# Reluctant Interaction Modeling

##### Posted on

This note is based on Yu, G., Bien, J., & Tibshirani, R. (2019). Reluctant Interaction Modeling. ArXiv:1907.08414 [Stat].

Motivated by the large-scale problem sizes, the paper adopt a very simple guiding principle:

One should prefer a main effect over an interaction if all else is equal.

Consider the following two-way interaction model:

\[\begin{equation} Y=X^T\beta^* + Z^T\gamma^* + \varepsilon\,,\label{eq:1} \end{equation}\]where $X\in\bbR^p$ is a $p$-dimensional random vector of main effects, $Z=(X_1X_1, X_1X_2,\ldots,X_pX_p)\in\bbR^{(p^2+p)/2}$ is the random vector of all pairwise interactions of $X$.

All pairs lasso (APL) becomes infeasible to compute as $p$ gets large, which takes $O(np^2)$ space.

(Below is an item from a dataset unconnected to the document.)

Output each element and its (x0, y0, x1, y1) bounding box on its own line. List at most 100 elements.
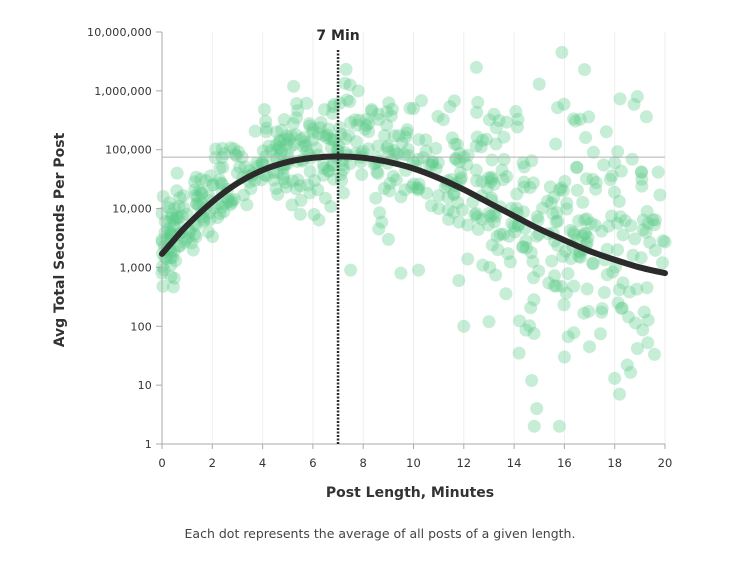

The paper introduce a computationally viable approach to interaction modeling, called **sprinter** (for sparse reluctant interaction modeling). *not found package yet*

- one should prefer main effects over interactions given similar prediction performance. The authors emphasize that this principle is distinct from (although reminiscent of) the common heredity principle
*really?*Sprinter is a multiple-stage method: the first stage it tries to capture as much of the variability in the response as possible without resorting to interactions; in the second stage it includes only interactions that capture signal that cannot be captured by main effects.*MARS?* - faster than APL
- finite-sample theoretical properties of sprinter

### Related Methods

- hierarchy assumption: an interaction effect is in the model only if either (or both) of the main effects corresponding to the interaction are in the model
- interaction pursuit (IP): first seek a subset of the original $p$ variables that are involved in the nonzero interactions and then restricting attention to interactions between these selected variables.
- easiest when the interactions are concentrated among a small set of original variables, but it would be challenged when there is no such concentration of interactions over a small set of original variables.

- other screening-based methods:
- select interactions based on the partial correlation between the response and each interaction
- screens interactions based on the three-way joint cumulant between the response and two main effects that consists of an interaction.

## A reluctance principle

Consider a simple model

\[Y = X_1+X_2+X_1\times X_2\,,\]where $X_1 = 1_A$ and $X_2 = 1_B$. Suppose with high probability $A\subseteq B$, so that $X_1X_2=1_A1_B=1_{A\cap B}\approx 1_A$.

It claims that although the proposed principle and the well-known hierarchical assumption simplify the search of interactions by focusing on certain main effects, the principle does not explicitly tie an interaction to its corresponding main effects *concerns*

In model \eqref{eq:1}, if $X$ and $Z$ **were** *(so impossible?)* uncorrelated, this would be a unique decomposition. However, there can be “overlap” between these two signal terms.

Let $X^T\vartheta^*$ be the part of $Z^T\gamma^*$ that be explained by a linear combination of $X$, i.e.,

\[\vartheta^* :=\arg\min_{\vartheta\in\bbR^p} \Var(Z^T \gamma^* -X^T\vartheta) = \Cov(X)^{-1}\Cov(X,Z) \gamma^* = \Sigma^{-1}\Phi \gamma^*\,,\]thus \eqref{eq:1} can be written as

\[Y = X^T(\beta^* + \vartheta^* )+W^T \gamma^* + \varepsilon\,,\]where $W=Z-\Phi^T\Sigma^{-1}X$ is the “pure” interaction effects that cannot be captured by linear combinations of $X$.